Sprumont and Viti [41
] showed that, after the relocation of the Walferdange campus, most of the activity locations close to the former working site that were previously visited were not re-visited after the relocation. This is showcased in Figure 4
, where the location of all activities visited by three individuals, each representative of the three distinct clusters of staff members derived from the data analysis (see [41
] for more details), is presented, together with their resulting Standard Deviational Ellipse (SDE), which geometrically and synthetically represents the spatial coverage of the activity locations. In this theory, home and work locations are seen as anchor points, and the ellipses delimit the space where individuals can seek for the locations of the other (chained) activities. The figure reveals that not only a large number of activity locations changed once the employee workplace has been relocated, but also the number of performed activities in a working day changed. By performing this analysis, Sprumont and Viti [41
] concluded that the national objective, which was meant to decrease pressure (in terms of trips mainly) from Luxembourg city, was achieved also because only very few respondents still had activities close to their former working place.

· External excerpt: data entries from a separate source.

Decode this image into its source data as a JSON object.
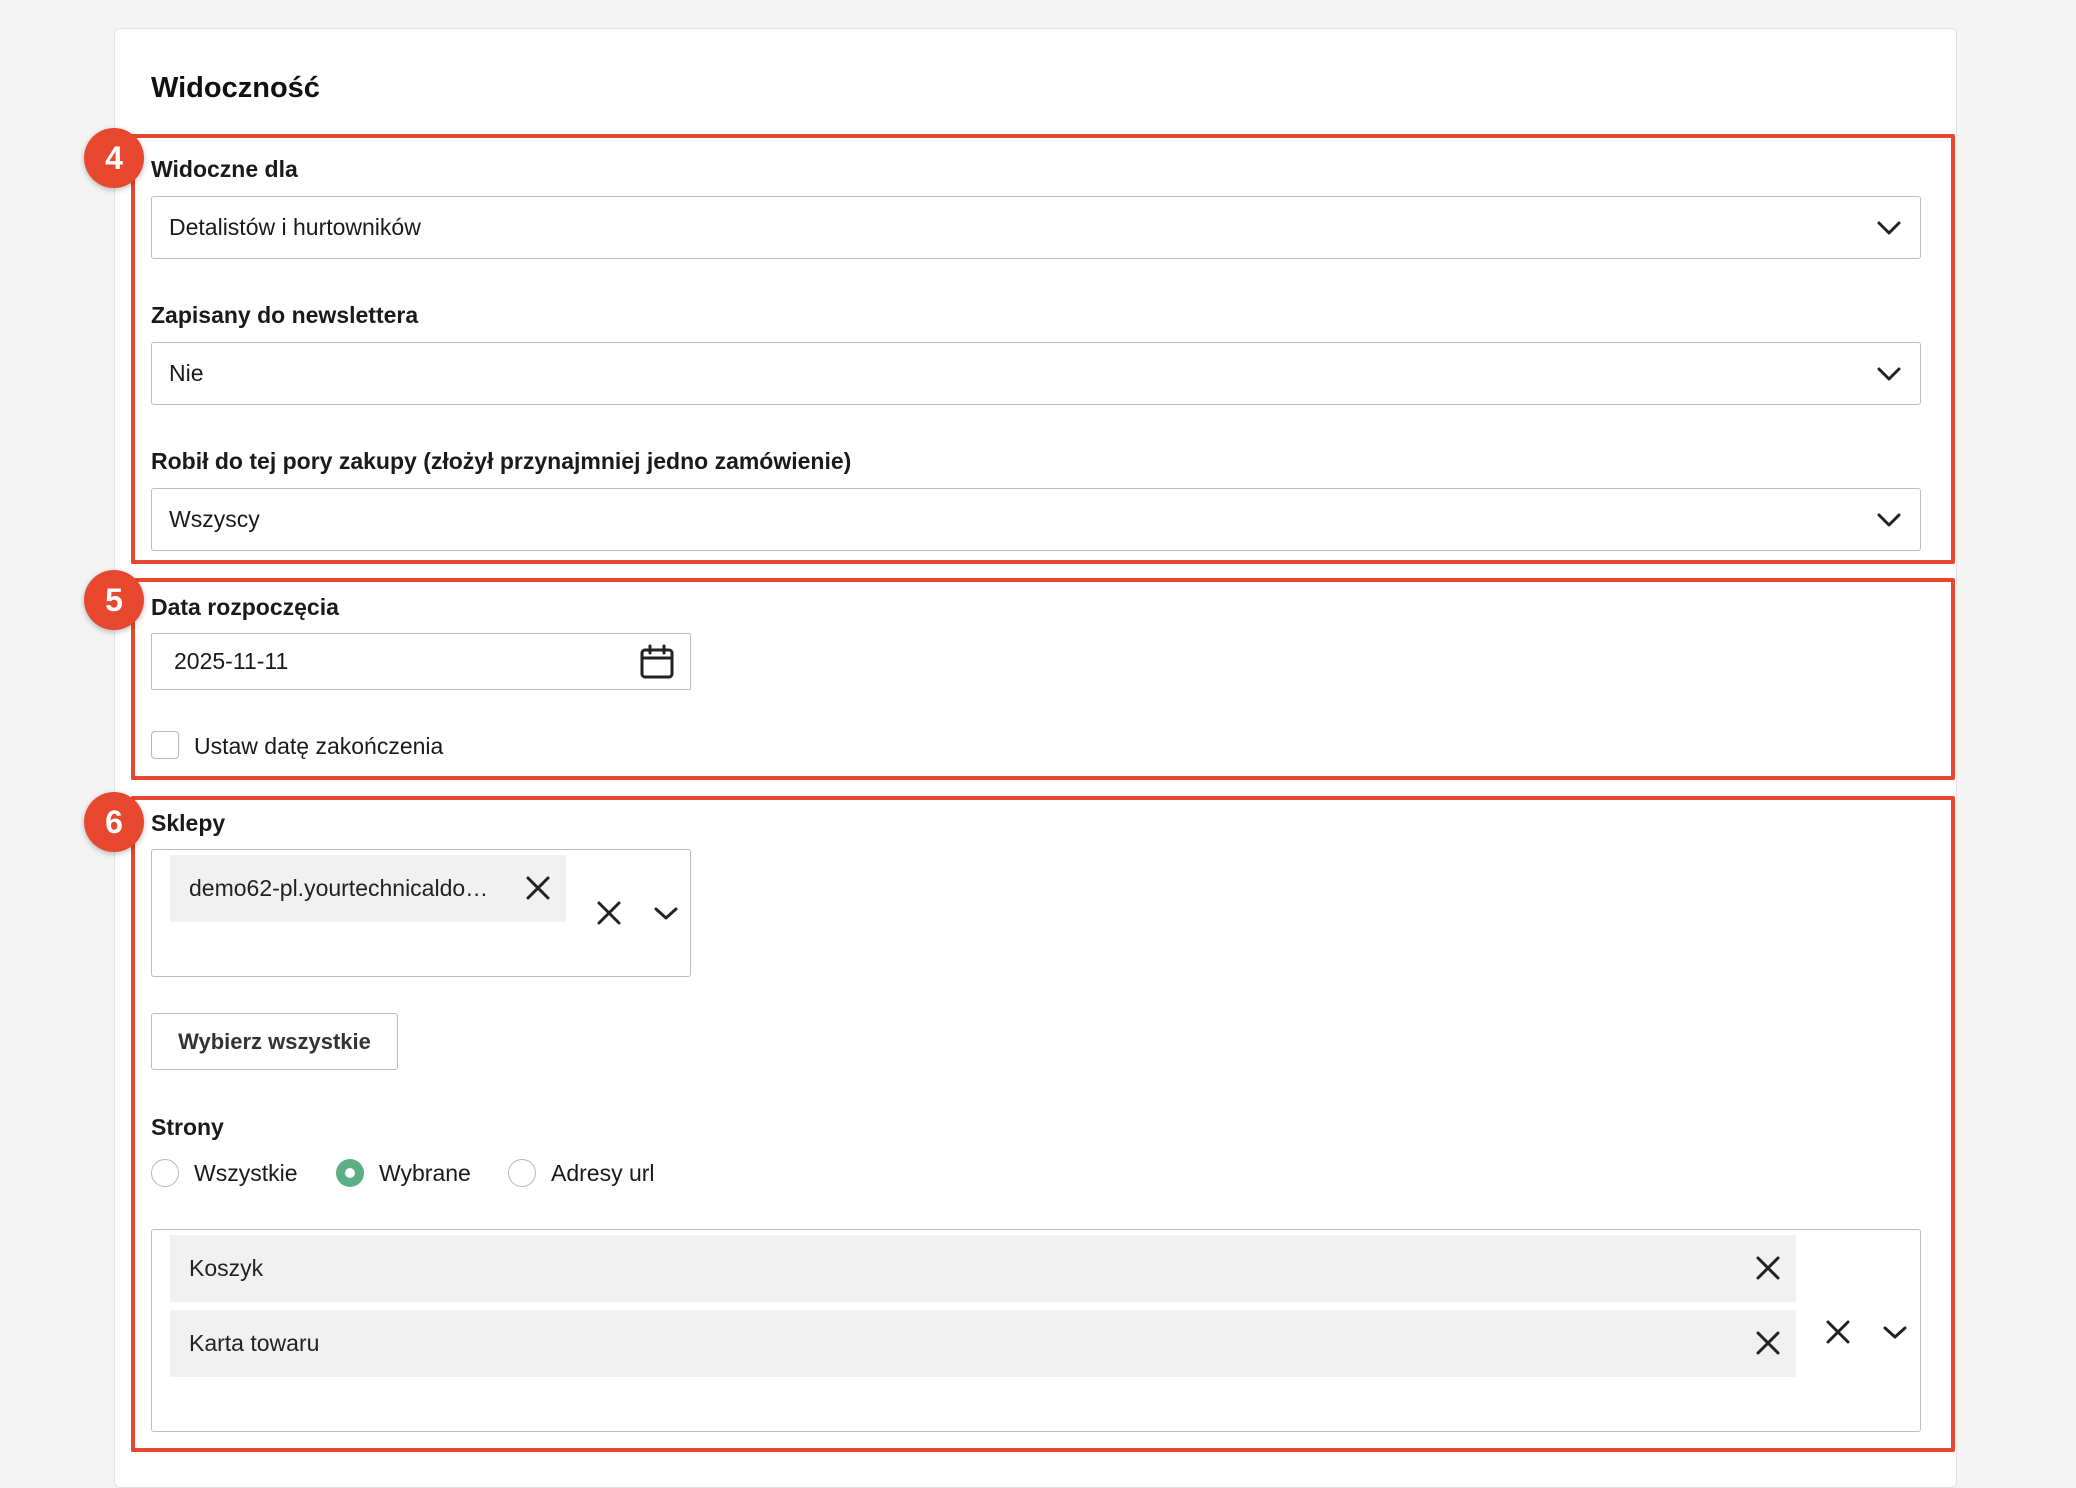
{
  "section": {
    "title": "Widoczność"
  },
  "annotations": [
    "4",
    "5",
    "6"
  ],
  "visibility": {
    "visible_for": {
      "label": "Widoczne dla",
      "value": "Detalistów i hurtowników"
    },
    "newsletter": {
      "label": "Zapisany do newslettera",
      "value": "Nie"
    },
    "purchased": {
      "label": "Robił do tej pory zakupy (złożył przynajmniej jedno zamówienie)",
      "value": "Wszyscy"
    }
  },
  "dates": {
    "start_label": "Data rozpoczęcia",
    "start_value": "2025-11-11",
    "end_checkbox_label": "Ustaw datę zakończenia",
    "end_checkbox_checked": false
  },
  "shops": {
    "label": "Sklepy",
    "selected": [
      "demo62-pl.yourtechnicaldo…"
    ],
    "select_all_label": "Wybierz wszystkie"
  },
  "pages": {
    "label": "Strony",
    "options": [
      "Wszystkie",
      "Wybrane",
      "Adresy url"
    ],
    "selected_option": "Wybrane",
    "selected": [
      "Koszyk",
      "Karta towaru"
    ]
  },
  "colors": {
    "highlight": "#e8472f",
    "radio_checked": "#5cae86"
  }
}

Apart from the influence of workplace relocation to chained activities, mobility habits may be affected because of new induced trips, or because the daily routine of an employee may significantly differ from one day of the week to another. In this sense the literature on workplace relocation we found misses to provide sufficient evidence and therefore it may be an opportunity for future research. Its relevance is demonstrated by the results of the 2020 Travel Survey of the University of Luxembourg, where it was asked for the first time to report a non-typical day, if this was occurring non-sporadically. Interestingly, 42.4% of the respondents stated to have a non-typical day, and 66% of these respondents indicated to perform this alternative commuting pattern at least once a week. Table 3
shows how typical and atypical days may differ in terms of commuting behavior. Notably, non-typical days are characterized by a lower number of modes used over the day, in accordance with a higher car usage and a higher number of activities chained to the commuting trip.

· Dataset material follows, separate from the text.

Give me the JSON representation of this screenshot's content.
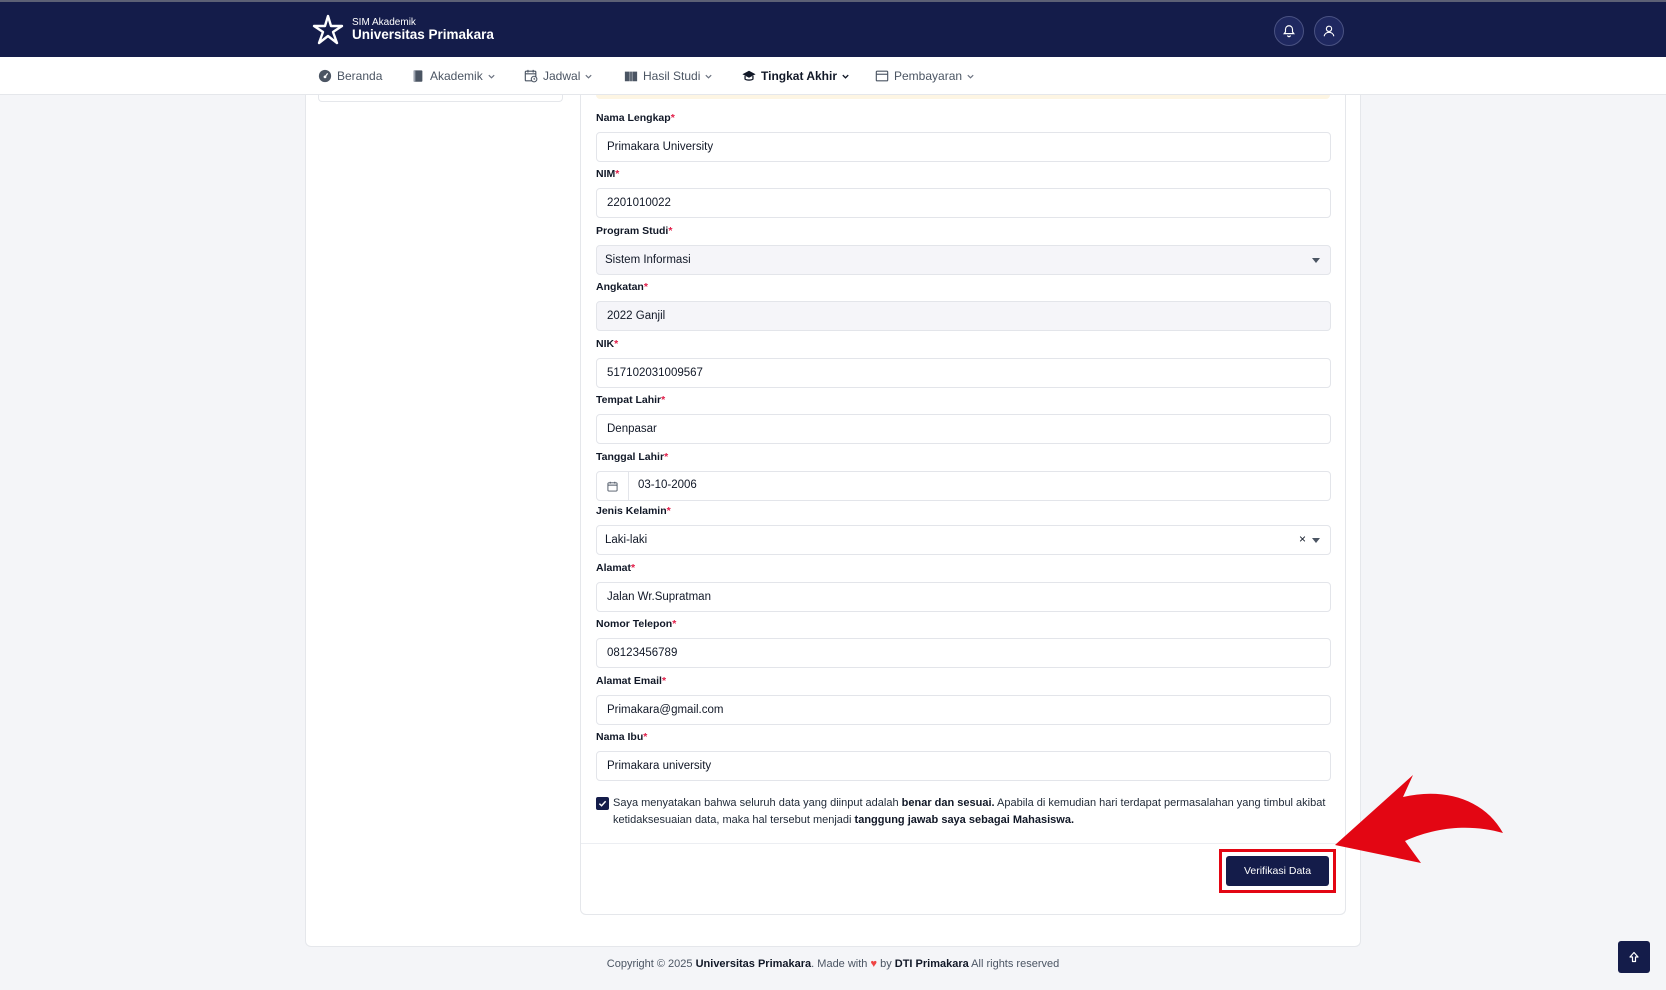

Another interesting finding, when collecting information about atypical days, is that stated satisfaction may be very different for those days. As welfare and satisfaction have been recently deemed fundamental metrics for company’s performance and employees’ productivity and attachment to the employer [50
], and it has been more extensively researched in the last years also in the context of workplace relocation (e.g., [7
]), it will be relevant in future studies to draw more attention to collecting different mobility habits beyond the single commuting trip, and to identify those critical aspects that affect commuting satisfaction.
Focusing in particular on the role of atypical days, this may partly explain the changes in commuting satisfaction after workplace relocation, as reported in Figure 5
. Since in 2020 the survey included the option ‘Neither satisfied nor dissatisfied’ a fair comparison of the results could not be performed and hence the 2020 results have been separated from the other three survey results. Figure 5
a shows how commuting satisfaction had changed overall during the first part of the relocation phase, and in particular how the share of satisfied and very satisfied commuters had reduced in 2016 (60%) with respect to the previous years (69% and 63%, respectively, in 2012 and 2014), when campus Belval was populated by a minor share of employees. In 2020 (Figure 5
b), the satisfied and very satisfied commuters have notably reduced (48%, probably also due to the high number of ‘neutral’ respondents), but this number is even lower when looking at the atypical days (37%).